$f: [0,1]\rightarrow \mathbb{R}$ be an injective function, then :

Question

Question is :

$f: [0,1]\rightarrow \mathbb{R}$ be a one one function, then which of the following statements are true?

$(a)$ $f$ must be onto

$(b)$ range of $f$ contains a rational number

$(c)$ range of $f$ contains an irrational number

$(d)$ range of $f$ contains both rational numbers and irrational numbers

I can see that $f$ need not be onto function by considering :

$f : [0,1]\rightarrow \mathbb{R}$ with $f(x)=x$ is one-one , but not onto.

Now, I should not take a continuous function to show a contradiction for $(b)/(c)/(d)$ because, any continuous function takes intervals to intervals and thus, Range of $f$ will have both rational and irrational numbers.

I recalled all functions i have thought could be discontinuous but those are not helping me at all.
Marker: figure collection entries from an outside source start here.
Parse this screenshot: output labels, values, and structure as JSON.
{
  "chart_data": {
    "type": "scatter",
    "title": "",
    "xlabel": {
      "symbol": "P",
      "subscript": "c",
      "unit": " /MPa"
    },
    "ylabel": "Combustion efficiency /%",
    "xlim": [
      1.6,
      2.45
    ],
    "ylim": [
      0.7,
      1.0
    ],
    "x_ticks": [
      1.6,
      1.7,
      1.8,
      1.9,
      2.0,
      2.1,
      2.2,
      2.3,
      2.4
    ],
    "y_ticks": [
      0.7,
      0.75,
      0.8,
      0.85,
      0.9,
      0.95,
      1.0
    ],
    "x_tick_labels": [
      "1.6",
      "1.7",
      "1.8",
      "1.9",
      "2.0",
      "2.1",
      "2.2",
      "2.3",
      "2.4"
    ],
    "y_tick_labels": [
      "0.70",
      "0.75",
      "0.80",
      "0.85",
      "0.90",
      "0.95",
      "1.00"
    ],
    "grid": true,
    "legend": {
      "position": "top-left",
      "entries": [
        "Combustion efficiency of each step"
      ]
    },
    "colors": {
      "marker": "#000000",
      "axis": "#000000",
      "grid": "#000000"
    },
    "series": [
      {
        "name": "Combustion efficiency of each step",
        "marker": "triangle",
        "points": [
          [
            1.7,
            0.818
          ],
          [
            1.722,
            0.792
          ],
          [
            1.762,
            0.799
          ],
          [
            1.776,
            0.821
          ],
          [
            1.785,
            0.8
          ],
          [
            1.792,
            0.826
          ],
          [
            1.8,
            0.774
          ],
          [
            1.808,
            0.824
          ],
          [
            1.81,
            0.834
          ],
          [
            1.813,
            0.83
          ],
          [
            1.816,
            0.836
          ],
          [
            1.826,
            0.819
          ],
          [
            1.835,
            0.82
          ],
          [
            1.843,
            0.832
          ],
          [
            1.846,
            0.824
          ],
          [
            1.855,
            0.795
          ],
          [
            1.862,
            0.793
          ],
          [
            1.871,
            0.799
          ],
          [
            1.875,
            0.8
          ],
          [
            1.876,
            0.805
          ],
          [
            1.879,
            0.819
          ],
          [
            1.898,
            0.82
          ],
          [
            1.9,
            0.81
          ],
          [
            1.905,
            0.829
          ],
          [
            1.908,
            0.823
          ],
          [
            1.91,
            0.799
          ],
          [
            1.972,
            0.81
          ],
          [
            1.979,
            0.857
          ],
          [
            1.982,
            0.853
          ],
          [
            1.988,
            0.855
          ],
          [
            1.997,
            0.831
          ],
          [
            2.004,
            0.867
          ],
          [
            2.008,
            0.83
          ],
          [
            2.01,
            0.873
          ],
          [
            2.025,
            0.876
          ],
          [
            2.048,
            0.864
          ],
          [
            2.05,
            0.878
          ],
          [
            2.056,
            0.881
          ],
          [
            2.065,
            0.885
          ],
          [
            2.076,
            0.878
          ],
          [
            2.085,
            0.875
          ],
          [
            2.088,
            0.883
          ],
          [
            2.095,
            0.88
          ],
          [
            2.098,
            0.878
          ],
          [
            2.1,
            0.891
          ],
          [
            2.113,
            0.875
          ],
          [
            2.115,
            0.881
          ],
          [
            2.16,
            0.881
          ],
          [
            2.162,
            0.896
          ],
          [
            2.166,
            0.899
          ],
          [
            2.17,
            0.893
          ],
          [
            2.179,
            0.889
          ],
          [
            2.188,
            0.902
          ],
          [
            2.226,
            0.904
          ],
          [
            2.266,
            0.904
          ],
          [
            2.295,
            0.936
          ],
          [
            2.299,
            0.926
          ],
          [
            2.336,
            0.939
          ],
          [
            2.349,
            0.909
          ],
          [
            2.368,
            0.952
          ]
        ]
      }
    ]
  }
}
I would be thankful if some one can help me to crack this problem and similar kind of problems.

THank You.

Answer 1

Consider $f : [0, 1] \to \mathbb R$ defined as: $$ f(x) = \begin{cases} x &: x \text{ irrational} \\ x + \sqrt{2} &: x \text{ rational} \end{cases} $$

It is easy to show that this is an injective function from $[0, 1]$ into $\mathbb R - \mathbb Q$.